L’inchiesta di Bergamo scopre un vaso di Pandora

La deposizione di Bonometti, all’epoca Presidente Confindustria Lombarda smentisce le affermazioni di Attilio Fontana (in copertina con l’assessore Gallera),

Gianvito Pugliese

Sembrano non finire mai i documenti importanti questi la relativi all’inchiesta della Procura di Bergamo sulla mancata zona rossa in Valseriana e sulla non attuazione del piano pandemico nelle prime settimane dell’epidemia da Covid-19.

Tra questi la diversa versione dei fatti raccontata agli inquirenti da Attilio Fontana  presidente della Regione Lombardia e, rilasciata a brevissima distanza temporale, Marco Bonometti all’epoca presidente di Confindustria Lombardia .

Fontana aveva dichiarato: “Mi sono stupito che dopo l’arrivo dei soldati e Carabinieri non si è più fatta la zona rossa il blocco di Codogno aveva funzionato, noi credevamo nella realizzazione della zona rossa“. A supporto dell’affermazione aveva ricordato che dal 21-22 febbraio del 2020 era dell’idea che si dovesse chiudere “l’intera regione” Quindi aveva affermato di “non avere ricevuto pressioni” sulla zona rossa, e di non avere “mai parlato con nessun rappresentante di Confindustria”.

Bonometti ai magistrati afferma il contrario: “Sì glielo ho chiesto… di farsi parte attiva a non far istituire zone rosse ma solo di limitare le chiusure alle attività non essenziali. Regione Lombardia era d’accordo con noi.

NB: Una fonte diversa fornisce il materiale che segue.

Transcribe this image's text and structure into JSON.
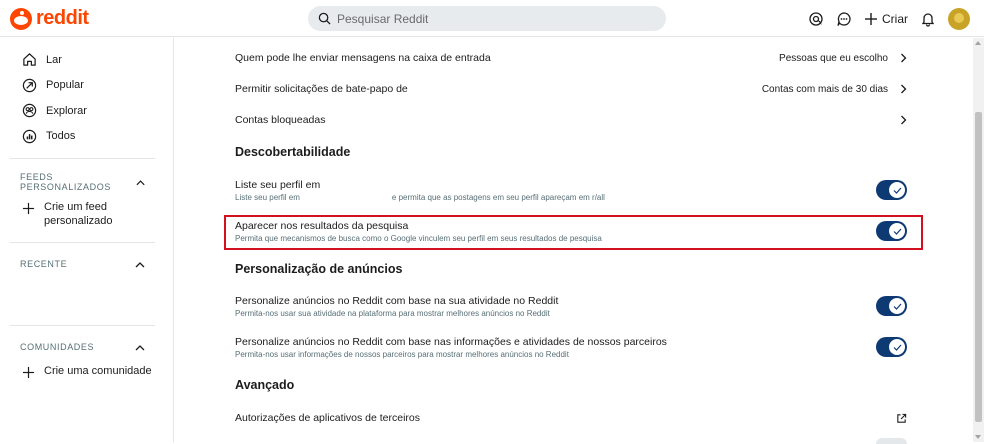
{
  "header": {
    "logo_text": "reddit",
    "search_placeholder": "Pesquisar Reddit",
    "create_label": "Criar",
    "brand_color": "#ff4500"
  },
  "sidebar": {
    "nav": [
      {
        "label": "Lar",
        "icon": "home-icon"
      },
      {
        "label": "Popular",
        "icon": "popular-icon"
      },
      {
        "label": "Explorar",
        "icon": "explore-icon"
      },
      {
        "label": "Todos",
        "icon": "all-icon"
      }
    ],
    "custom_feeds": {
      "title": "FEEDS PERSONALIZADOS",
      "create_label_1": "Crie um feed",
      "create_label_2": "personalizado"
    },
    "recent": {
      "title": "RECENTE"
    },
    "communities": {
      "title": "COMUNIDADES",
      "create_label": "Crie uma comunidade"
    }
  },
  "settings": {
    "messages": {
      "title": "Quem pode lhe enviar mensagens na caixa de entrada",
      "value": "Pessoas que eu escolho"
    },
    "chat": {
      "title": "Permitir solicitações de bate-papo de",
      "value": "Contas com mais de 30 dias"
    },
    "blocked": {
      "title": "Contas bloqueadas"
    },
    "discoverability_heading": "Descobertabilidade",
    "list_profile": {
      "title": "Liste seu perfil em",
      "sub_a": "Liste seu perfil em",
      "sub_b": "e permita que as postagens em seu perfil apareçam em r/all",
      "enabled": true
    },
    "search_results": {
      "title": "Aparecer nos resultados da pesquisa",
      "sub": "Permita que mecanismos de busca como o Google vinculem seu perfil em seus resultados de pesquisa",
      "enabled": true
    },
    "ads_heading": "Personalização de anúncios",
    "ads_activity": {
      "title": "Personalize anúncios no Reddit com base na sua atividade no Reddit",
      "sub": "Permita-nos usar sua atividade na plataforma para mostrar melhores anúncios no Reddit",
      "enabled": true
    },
    "ads_partners": {
      "title": "Personalize anúncios no Reddit com base nas informações e atividades de nossos parceiros",
      "sub": "Permita-nos usar informações de nossos parceiros para mostrar melhores anúncios no Reddit",
      "enabled": true
    },
    "advanced_heading": "Avançado",
    "third_party": {
      "title": "Autorizações de aplicativos de terceiros"
    }
  },
  "colors": {
    "toggle_on": "#0e3a74",
    "highlight": "#d40f1f"
  }
}
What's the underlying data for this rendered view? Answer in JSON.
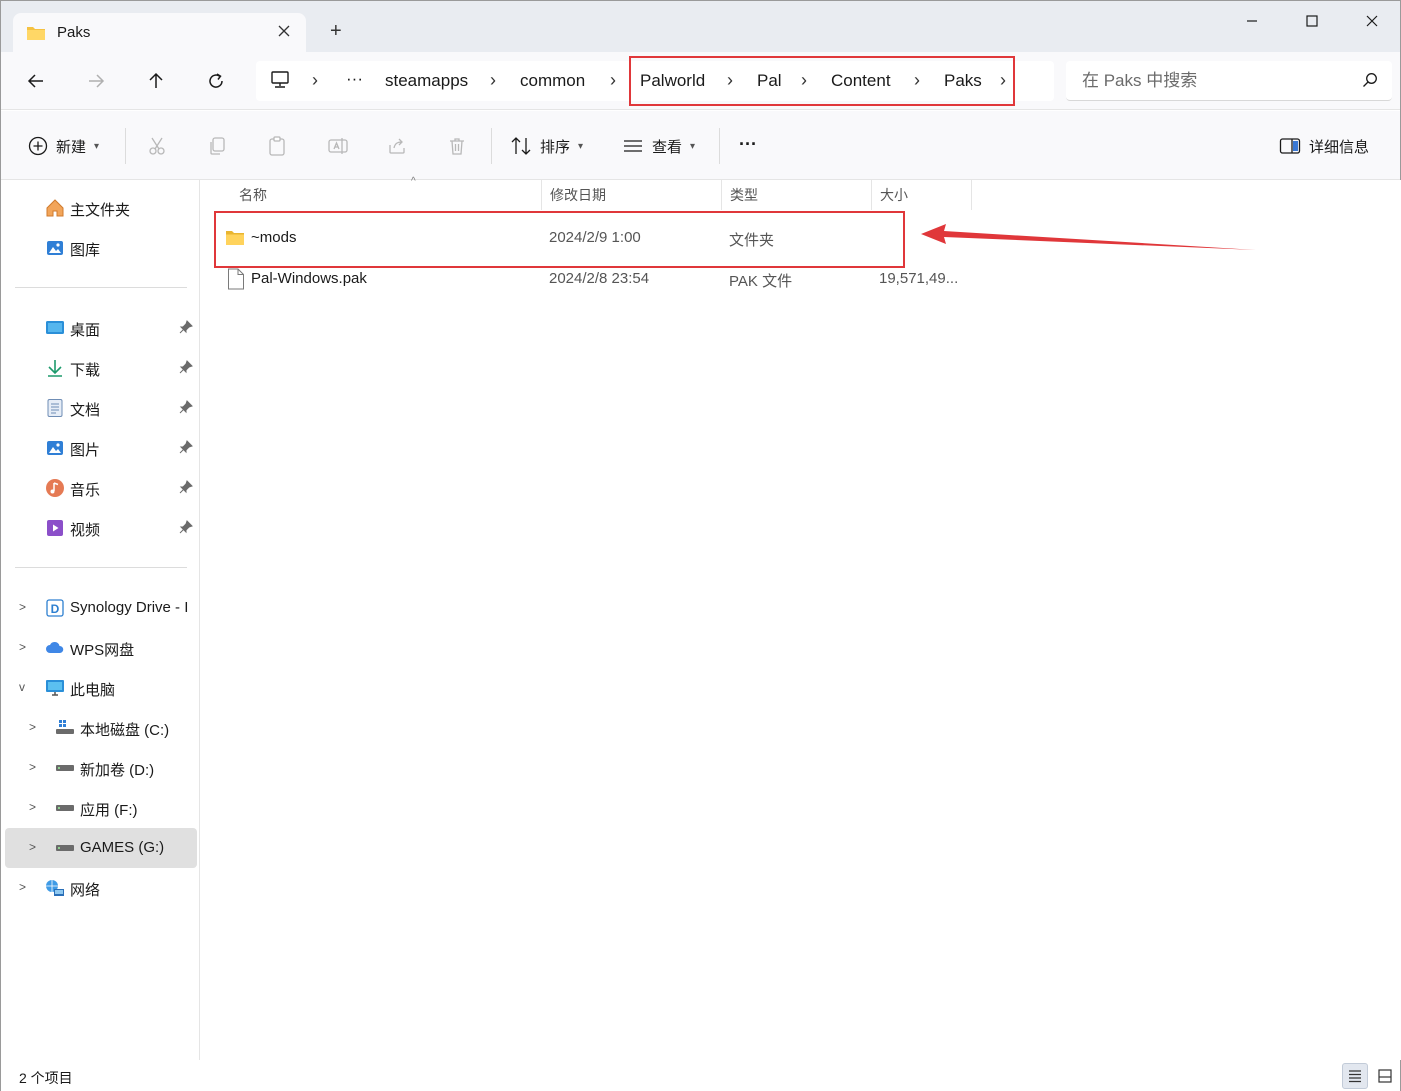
{
  "window": {
    "tab_title": "Paks",
    "tab_icon": "folder-icon",
    "new_tab": "+",
    "controls": [
      "minimize",
      "maximize",
      "close"
    ]
  },
  "nav": {
    "back_icon": "arrow-left-icon",
    "forward_icon": "arrow-right-icon",
    "up_icon": "arrow-up-icon",
    "refresh_icon": "refresh-icon"
  },
  "address": {
    "ellipsis": "···",
    "crumbs": [
      "steamapps",
      "common",
      "Palworld",
      "Pal",
      "Content",
      "Paks"
    ],
    "separator": "›",
    "highlight_color": "#e0373a"
  },
  "search": {
    "placeholder": "在 Paks 中搜索"
  },
  "toolbar": {
    "new_label": "新建",
    "sort_label": "排序",
    "view_label": "查看",
    "more_label": "···",
    "details_label": "详细信息",
    "disabled_actions": [
      "cut-icon",
      "copy-icon",
      "paste-icon",
      "rename-icon",
      "share-icon",
      "delete-icon"
    ]
  },
  "sidebar": {
    "quick": [
      {
        "label": "主文件夹",
        "icon": "home-icon"
      },
      {
        "label": "图库",
        "icon": "gallery-icon"
      }
    ],
    "pinned": [
      {
        "label": "桌面",
        "icon": "desktop-icon"
      },
      {
        "label": "下载",
        "icon": "download-icon"
      },
      {
        "label": "文档",
        "icon": "documents-icon"
      },
      {
        "label": "图片",
        "icon": "pictures-icon"
      },
      {
        "label": "音乐",
        "icon": "music-icon"
      },
      {
        "label": "视频",
        "icon": "videos-icon"
      }
    ],
    "tree": [
      {
        "label": "Synology Drive - I",
        "icon": "synology-drive-icon",
        "expanded": false
      },
      {
        "label": "WPS网盘",
        "icon": "cloud-icon",
        "expanded": false
      },
      {
        "label": "此电脑",
        "icon": "this-pc-icon",
        "expanded": true
      },
      {
        "label": "本地磁盘 (C:)",
        "icon": "windows-drive-icon",
        "expanded": false
      },
      {
        "label": "新加卷 (D:)",
        "icon": "drive-icon",
        "expanded": false
      },
      {
        "label": "应用 (F:)",
        "icon": "drive-icon",
        "expanded": false
      },
      {
        "label": "GAMES (G:)",
        "icon": "drive-icon",
        "expanded": false,
        "selected": true
      },
      {
        "label": "网络",
        "icon": "network-icon",
        "expanded": false
      }
    ]
  },
  "columns": [
    "名称",
    "修改日期",
    "类型",
    "大小"
  ],
  "files": [
    {
      "name": "~mods",
      "modified": "2024/2/9 1:00",
      "type": "文件夹",
      "size": "",
      "icon": "folder-icon"
    },
    {
      "name": "Pal-Windows.pak",
      "modified": "2024/2/8 23:54",
      "type": "PAK 文件",
      "size": "19,571,49...",
      "icon": "file-icon"
    }
  ],
  "status": {
    "item_count": "2 个项目"
  },
  "colors": {
    "annotation": "#e0373a",
    "folder": "#f5c242",
    "selected_bg": "#e0e0e0"
  }
}
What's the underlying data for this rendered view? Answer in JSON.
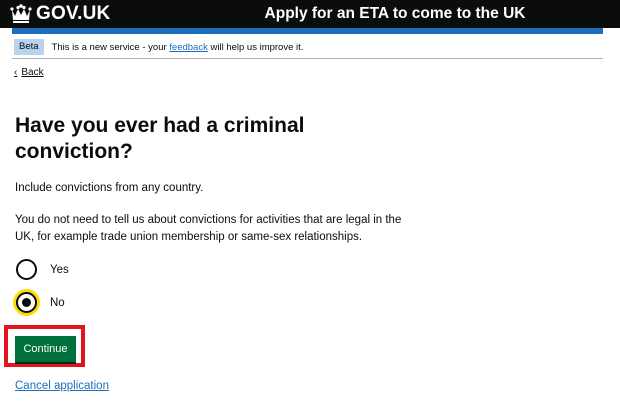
{
  "header": {
    "logo_text": "GOV.UK",
    "service_name": "Apply for an ETA to come to the UK"
  },
  "phase_banner": {
    "tag": "Beta",
    "text_before": "This is a new service - your",
    "link": "feedback",
    "text_after": "will help us improve it."
  },
  "back_link": "Back",
  "question": {
    "title": "Have you ever had a criminal conviction?",
    "hint1": "Include convictions from any country.",
    "hint2": "You do not need to tell us about convictions for activities that are legal in the UK, for example trade union membership or same-sex relationships.",
    "options": [
      {
        "label": "Yes",
        "selected": false
      },
      {
        "label": "No",
        "selected": true
      }
    ]
  },
  "continue_label": "Continue",
  "cancel_label": "Cancel application",
  "colors": {
    "header_bg": "#0b0c0c",
    "brand_blue": "#1d70b8",
    "button_green": "#00703c",
    "focus_yellow": "#ffdd00",
    "highlight_red": "#e3141f"
  }
}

Se ne è parlato dopo il caso di Codogno“. Ha, poi, aggiunto precisando: “La mia posizione è stata quella che la zona rossa nella bergamasca non risolveva il problema, perché a mio parere andava chiusa l’intera Lombardia. Ero contrario all’istituzione della zona rossa nella bergamasca. Ho detto di salvaguardare le filiere per le aziende essenziali ho sempre cercato di salvaguardare le aziende lombarde“.

Una conferma della parole di Bonometti, i magistrati sembra le abbiano riscontrate in quelle di Pierino Persico, patron di un importante gruppo industriale che dopo aver affermato di “non avere esercitato alcuna pressione per non fare istituire la zona rossa -aggiunge di- “avere semplicemente espresso le mie preoccupazioni: se non consegnavo i materiali sarei stato soggetto a danni milionari” con conseguenze “negative sui livelli occupazionali”. Persico, infatti, scrive al deputato Pd Maurizio Martina: ” “Se fermiamo tutto siamo rovinati, almeno le aziende che sono fuori dal centro teniamole vive”.

Dal canto suo la Lamorgese riferì ai magistrati che: “Quando si parlò della situazione di Alzano e Nembro… con il ministro Speranza e mi pare anche con il presidente Conte si cominciò a pensare all’ipotesi di istituire una zona rossa”. “Il contingente” della polizia arrivò il 6 marzo in Val Seriana, per attuare la zona rossa ma Conte “ha emanato il noto Dpcm”, che non prevedeva la zona rossa a Alzano e Nembro, ma “disposizioni contenitive dell’intera regione” e “a quel punto abbiamo ritirato gli uomini: quelli che provenivano dalla Lombardia sono rimasti in Lombardia, mentre gli altri sono rientrati“. 

Ma la Lamorgese ha anche aggiunto: “Un presidente di Regione, ove avesse voluto ‘cinturare’ un Comune, avrebbe potuto individuare l’obiettivo del territorio da contenere in base ai dati epidemoilogici, ma le questioni tecniche concernenti il controllo di quelle aree” sarebbero state “di competenza delle Forze di Polizia“.

Altri particolari sono emersi dalle deposizioni di Giovanni Rezza, direttore della prevenzione del ministero della Salute, Giuseppe Ruocco, segretario generale del ministero della Salute Giulio Gallera, ex assessore al Welfare lombardo, Walter Ricciardi, consigliere del ministro della Salute, e  Camillo Bertocchi, Sindaco di Alzano.

Oggi riflettori giudiziari accesi sulla gestione del Covid-19. Nella medesima giornata, infatti, “udienza con incidente probatorio per decidere o meno su una perizia propedeutica a un eventuale processo sulle morti avvenute durante la prima ondata Covid alla rsa milanese del Pio Albergo Trivulzio” riferisce Rai news 24.